Most read: Big bang on CRM 2 yet to come

Most read: Big bang on CRM 2 yet to come

Most read: Big bang on CRM 2 yet to come   Financial advisors in Canada are working through the latest round of changes to customer relationship management regulations, the so-called CRM2 regs. The most recent shifts were implemented on July 15th. Many firms are now beginning to look ahead to the next round of changes, due next year and the year following.

One well-known and outspoken advisor, John DeGoey, a vice-president and associate portfolio manager at Burgeonvest Bick Securities Limited, suggests the biggest changes will arrive in the coming rounds of regulatory shift and and change.  "I think the changes are going to be earth shattering in two years. Next year and the year after will be the big bang," said DeGoey in a recent interview with WP. 

Many have worried that the ongoing shift toward transparency of compensation will create a situation similar to what occurred in the UK when regulatory changes to compensation structures there saw 25% of the advisor force leave the industry. Some worry a similar situation is looming in Canada. Once clients see what they are being charged, many will switch advisors, or begin investing themselves. So far, there has been no such dramatic restructuring yet. But the deepest shifts are yet to occur. "The regulators are giving advisor lots of runway. But this is really going to change the industry," says DeGoey.

Some warn that in the UK and Australia the vast middle-class has left without access to advisors as those left in the industry focus only on high-net worth individuals. But DeGoey pushes back against the disaster chatter.  He thinks that what happened in the UK was a good thing. "There was some blood on the street in the UK. But the UK industry didn't collapse. The real, overall effect of the changes there have been to raise the bar on proficiency," he says. According to DeGoey, revealing embedded compensation chased advisors who were not proficient out of the industry, a positive occurrence. He takes issue with the suggests that 25% of the advisor force that left the industry in the UK. The real story he says is that many advisors went back to school, polished up their skills, and have since come back into the industry. "When you get rid of embedded compensation, two things happen. The customers learn what they are really being wcharged. Those who are not proficient are chased out of the industry," says DeGoey. "But in the UK many came back, almost half in fact. And so the real story is that there has only been a net loss of 10-15% of the advisor force." The deeper, positive effect "was that the overall proficiency of the industry went up."
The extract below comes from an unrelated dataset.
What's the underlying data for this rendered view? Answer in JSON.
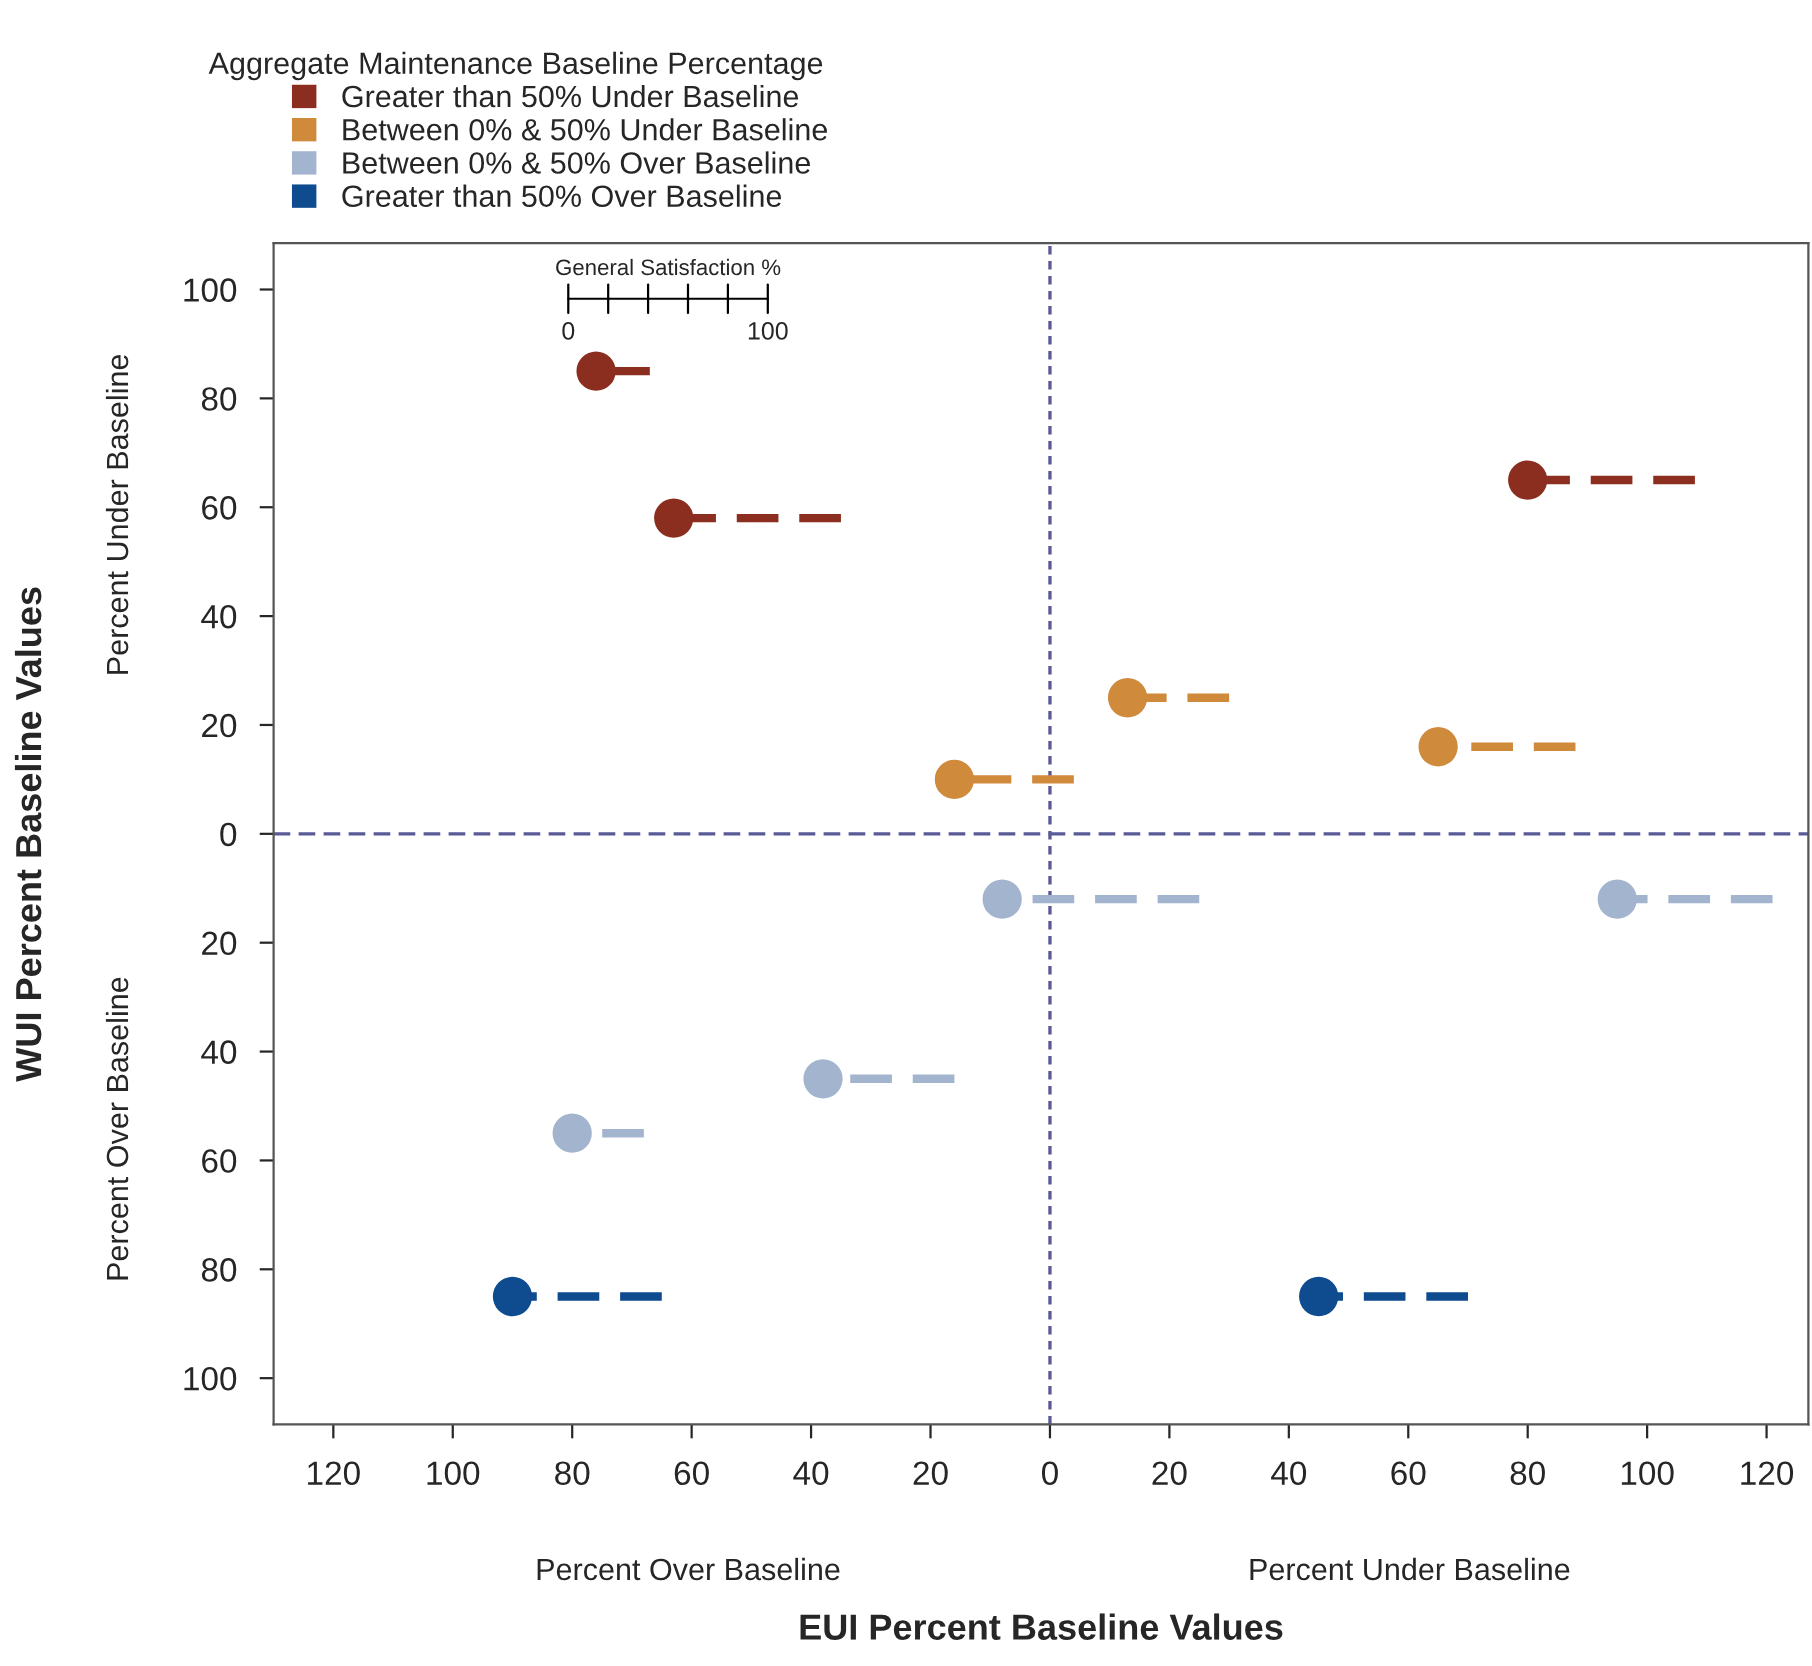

DeGoey's message for advisors trying to negotiate the coming shifts--get trained and up to speed in terms of skills as fast as possible. Don't sit around and indulge in doomish prognosticating. Make sure you are a survivor. "Some have been trying to scare the regulators into thinking the sky is going to fall if they do this. But those are just scare tactics. The sky didn't fall. The overall effect was to raise the overall level of proficiency," he says. "You're an idiot if you don't get up to speed in terms of proficiency. The regulators are giving you a lot of time to get this done." 
  • Kevin O'Brien 2014-07-31 11:54:45 AM
    Am I correct in my conclusion that after reading this article - DeGoey is proclaiming himself as being the most proficient advisor in the industry? And that his proficiency is due to the fact that he is fee based? What about the rest of us that have a significant portion of our AUM on a fee based platform and charge a fee for financial planning and providing advice?
    Post a reply
  • Brad jardine 2014-07-31 1:13:50 PM
    Amen Kevin, getting tired of lazy journalism trotting out this guy on a regular basis. He must spend more time writing and appearing instead of servicing his clients.
    Post a reply
  • Kathy Waite 2014-07-31 9:39:13 PM
    Clients see the total amount they pay , I went through this in the UK 13 years ago and the skill as an advisor was explaining what I actually got , overhead , support staff , insurance , software etc. Most clients realise you have to make a profit to be in business or you wont be there to look after them in the future they are planning for anyway. There were very large sales forces of people who were par time. I was a sales manager for a time and on my team had a semi pro golfer and a semi pro classical guitarist. Great salespeople based on networking but low level of knowledge. Those guys are gone , the standard has gone up. I see old colleagues on linkedin they are at independent boutique forms or large banks not Prudential/ Liver Pool Victoria / United Friendly ( read F55 / IG Priamerica ) . Don't all industries change?